Presumably, Luke Getsy offered more specifics about how he’ll develop quarterback Justin Fields when he interviewed for the Bears’ offensive coordinator job than he did Thursday.

The Bears hired Luke Getsy, left, as offensive coordinator.

The Bears hired Luke Getsy, left, as offensive coordinator.

Tony Avelar/AP

Luke Getsy presumably offered more specifics about how he’ll develop quarterback Justin Fields when he interviewed than he did Thursday.

The only public promises the Bears’ new offensive coordinator made were simple: He’ll get to know Fields and determine what he does best before deciding what will work. He’ll blend his Mike Shanahan-style outside-zone run approach with a deep passing game he learned at the feet of Akron head coach Joe Moorhead.
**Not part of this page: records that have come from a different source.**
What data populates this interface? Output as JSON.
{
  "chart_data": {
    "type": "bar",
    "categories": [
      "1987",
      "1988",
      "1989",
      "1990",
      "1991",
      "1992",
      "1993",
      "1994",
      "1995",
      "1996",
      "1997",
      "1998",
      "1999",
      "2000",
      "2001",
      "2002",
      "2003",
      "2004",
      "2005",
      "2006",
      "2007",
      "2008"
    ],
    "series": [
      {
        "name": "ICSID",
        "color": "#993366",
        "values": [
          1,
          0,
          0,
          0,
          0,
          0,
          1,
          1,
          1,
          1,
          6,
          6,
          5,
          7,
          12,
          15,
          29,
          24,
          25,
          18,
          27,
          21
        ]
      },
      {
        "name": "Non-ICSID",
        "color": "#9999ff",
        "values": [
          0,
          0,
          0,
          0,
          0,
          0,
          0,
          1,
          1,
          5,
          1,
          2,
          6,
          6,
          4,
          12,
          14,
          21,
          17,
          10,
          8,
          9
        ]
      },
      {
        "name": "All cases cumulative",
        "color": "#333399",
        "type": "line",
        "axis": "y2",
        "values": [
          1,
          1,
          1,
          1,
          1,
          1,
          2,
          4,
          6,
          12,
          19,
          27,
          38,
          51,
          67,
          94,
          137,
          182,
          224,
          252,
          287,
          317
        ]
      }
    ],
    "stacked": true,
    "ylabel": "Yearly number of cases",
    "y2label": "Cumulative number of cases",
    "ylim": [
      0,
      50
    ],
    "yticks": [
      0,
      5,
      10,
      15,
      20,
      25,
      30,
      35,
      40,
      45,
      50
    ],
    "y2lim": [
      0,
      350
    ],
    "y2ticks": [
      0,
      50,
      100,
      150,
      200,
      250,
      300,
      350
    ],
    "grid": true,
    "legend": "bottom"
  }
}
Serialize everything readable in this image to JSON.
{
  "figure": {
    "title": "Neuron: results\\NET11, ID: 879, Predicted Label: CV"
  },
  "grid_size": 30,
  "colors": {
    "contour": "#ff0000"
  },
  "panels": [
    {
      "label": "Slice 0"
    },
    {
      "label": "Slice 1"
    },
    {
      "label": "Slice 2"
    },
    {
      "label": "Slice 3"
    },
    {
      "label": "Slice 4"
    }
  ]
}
But he’ll also be open-minded when it comes to the Bears’ second-year quarterback.

“This is going to take time,” Getsy said via teleconference call. “We’re gonna have to get to know each other, and through that process, the focus will be dialing into what he does best and then matching that with the other 10 guys on the field and what they do best.”

Getsy, 37, who was previously the Packers’ passing-game coordinator and quarterbacks coach, first met Fields during the pre-draft process last year and has huddled with him at Halas Hall since taking the Bears job 12 days ago.

“[I was] super impressed with the man, the person,” Getsy said. “You can feel the determination, the will inside of him as he was communicating to me. He was super sharp with what they did at Ohio State [last year]. And then, just again, just the brief conversation that we were able to have together here . . . the same exact thing just jumped back out at me again. So I’m looking forward to getting to know him deeper, obviously. But I’m very optimistic about the type of person that he is, and I think the will and the desire that he wants to be a great leader, too. I think it’s a really cool opportunity with a young guy who I think has a really good drive.”

On the same day the Bears introduced defensive coordinator Alan Williams and special-teams coordinator Richard Hightower — and hired safeties coach Andre Curtis, the Seahawks’ defensive pass-game coordinator the last four years — Getsy talked more about culture and philosophy than about a playbook. He even challenged the notion of a playbook — at least during the early parts of the offseason.

“There’s gonna be conceptual learning that’s gonna happen, that we’re gonna put together,” he said. “And then, as we get into the players and get to know them and they get to know us, and we figure out what we do well, then we’ll start diving into more specifically, as you would say, ‘playbook’-type of plays.’ ”

That playbook will look a lot like what the Packers ran when Getsy was Aaron Rodgers’ quarterbacks coach the last three seasons. Building an amazing offense around Rodgers didn’t happen overnight after head coach Matt LaFleur and Getsy arrived in 2019.

“It wasn’t like we just came in and threw stuff at him and he just did it,” Getsy said. “So that was a process of putting it, laying it down conceptually, philosophically, and then, as we grew together, we were able to build something pretty special.”

He hopes to do the same thing with Fields.

“We’re gonna establish the culture first, but then we’re gonna dive into this identity,” he said. “That’s gonna be driven by the personnel, the coaching staff, and we’re going to become something. There’s not one specific answer to that right now. We’ve got to dive into what everybody does best. . . .

“It starts with the quarterback. This is a quarterback-driven offense. The things the quarterback position does well, that’s gonna be the driver of who we are. And then we’re gonna marry that to what the other guys on the football field do well. That’s the purpose of the offensive coordinator, right?”